If your switch has a module capable of providing inline power to end stations, you can set each interface on the module to automatically detect and apply inline power if the end station requires power.

To set an interface to automatically detect an end station requiring power, and apply the inline power, perform this procedure:
Task

Command
Step 1

Select the interface to configure.
Switch(config)# interface {fastethernet | 
gigabitethernet} slot/port 
Step 2

Set the interface to automatically detect if the end device requires power and apply inline power to the end device if necessary.

Use the never keyword to disable detection and power for the inline-power capable interface.
Switch(config-if)# power inline {auto | never}
Step 3

Exit configuration mode.
Switch(config-if)# end 
Step 4

Display the inline power state for the switch.
Switch# show power inline {fastethernet | 
gigabitethernet} slot/port 
If you set a non-inline-power-capable interface to automatically detect and apply power, an error message indicates that the configuration is not valid.
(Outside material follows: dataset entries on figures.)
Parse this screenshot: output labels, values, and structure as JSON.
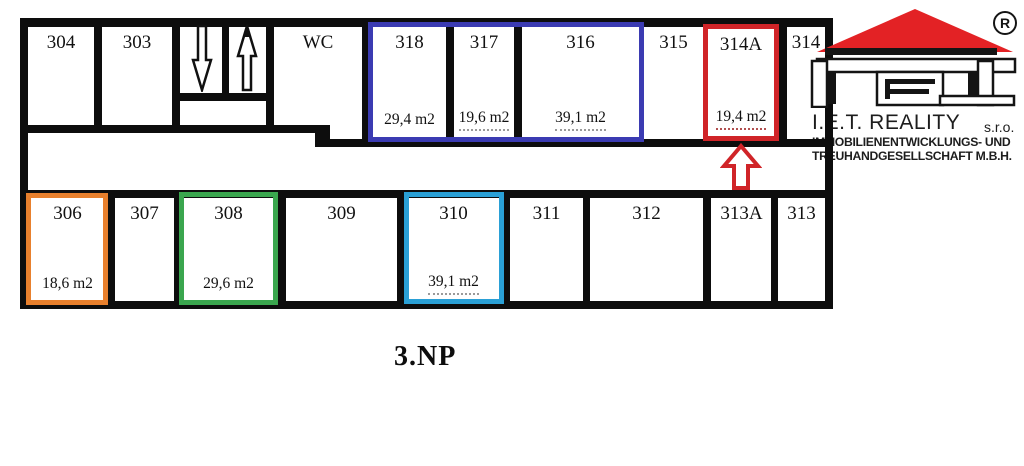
{
  "plan": {
    "floor_label": "3.NP",
    "top_row": [
      {
        "number": "304"
      },
      {
        "number": "303"
      },
      {
        "number": "WC"
      },
      {
        "number": "318",
        "area": "29,4 m2",
        "highlight": "blue"
      },
      {
        "number": "317",
        "area": "19,6 m2",
        "highlight": "blue"
      },
      {
        "number": "316",
        "area": "39,1 m2",
        "highlight": "blue"
      },
      {
        "number": "315"
      },
      {
        "number": "314A",
        "area": "19,4 m2",
        "highlight": "red"
      },
      {
        "number": "314"
      }
    ],
    "bottom_row": [
      {
        "number": "306",
        "area": "18,6 m2",
        "highlight": "orange"
      },
      {
        "number": "307"
      },
      {
        "number": "308",
        "area": "29,6 m2",
        "highlight": "green"
      },
      {
        "number": "309"
      },
      {
        "number": "310",
        "area": "39,1 m2",
        "highlight": "cyan"
      },
      {
        "number": "311"
      },
      {
        "number": "312"
      },
      {
        "number": "313A"
      },
      {
        "number": "313"
      }
    ],
    "highlight_colors": {
      "blue": "#3b3bb2",
      "red": "#d02428",
      "orange": "#e8802d",
      "green": "#3aa64e",
      "cyan": "#2aa0d6"
    },
    "pointer_arrow_color": "#d02428",
    "wall_color": "#0d0d0d"
  },
  "icons": {
    "stairs_down": "arrow-down-outline",
    "stairs_up": "arrow-up-outline",
    "unit_pointer": "arrow-up-red-outline"
  },
  "logo": {
    "registered": "®",
    "company": "I.E.T. REALITY",
    "suffix": "s.r.o.",
    "line2": "IMMOBILIENENTWICKLUNGS- UND",
    "line3": "TREUHANDGESELLSCHAFT M.B.H.",
    "roof_color": "#e32225"
  }
}
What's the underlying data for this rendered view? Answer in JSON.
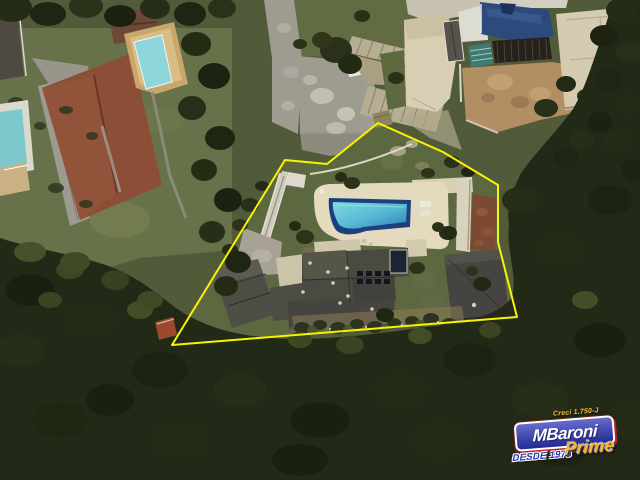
{
  "scene": {
    "type": "satellite-aerial-view",
    "description": "Aerial satellite photo of a residential estate; the listed lot (house, garage and swimming pool) is outlined in yellow, surrounded by neighboring houses, pools and dense forest.",
    "boundary": {
      "points": "285,160 327,164 378,123 443,152 498,185 498,242 517,317 172,345",
      "color": "#f8f400"
    },
    "colors": {
      "ground_base": "#515b39",
      "forest": "#222916",
      "lawn": "#5c6840",
      "pool_deck": "#e4dabd",
      "pool_navy": "#1d3f7e",
      "pool_water_light": "#7fd9de",
      "pool_water_mid": "#55b8d4",
      "pool_water_deep": "#2f7cb0",
      "roof_gray": "#4a4a43",
      "roof_terracotta": "#8c4e36",
      "neighbor_pool_light": "#8fd6da",
      "neighbor_pool_dark": "#2d4a7c",
      "pavement": "#9e9c91",
      "dirt": "#b28f62"
    }
  },
  "watermark": {
    "creci": "Creci 1.750-J",
    "brand": "MBaroni",
    "since": "DESDE 1975",
    "sub_brand": "Prime",
    "colors": {
      "box_blue": "#2a34b8",
      "red": "#c52020",
      "creci_yellow": "#f2c43a",
      "since_blue": "#2a35b5",
      "prime_gold": "#f0b82c"
    }
  }
}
This example shows how to set the Fast Ethernet interface 5/8 to automatically detect inline power and send power through that interface.
Switch# configure terminal 
Enter configuration commands, one per line.  End with CNTL/Z.
Switch(config)# interface fastethernet 5/8 
Switch(config-if)# power inline auto
Switch(config-if)# end
This example shows how to verify the inline power configuration for the Fast Ethernet interface 5/8.
Switch# show power inline fastethernet 5/8
Interface            Admin  Oper      Power ( mWatt )  Device
-------------------- ----- ---------- --------------- -----------
FastEthernet5/8      auto  on         400             cisco phone device
Switch# 
If a Cisco IP phone is connected to an interface with external power, the switch does not recognize the phone. The Device column in the show power inline command displays as unknown.

The following example shows to configure an interface so that it never supplies power through the interface.
Switch# configure terminal 
Enter configuration commands, one per line.  End with CNTL/Z.
Switch(config)# interface fastethernet 5/2 
Switch(config-if)# power inline never
Switch(config-if)# end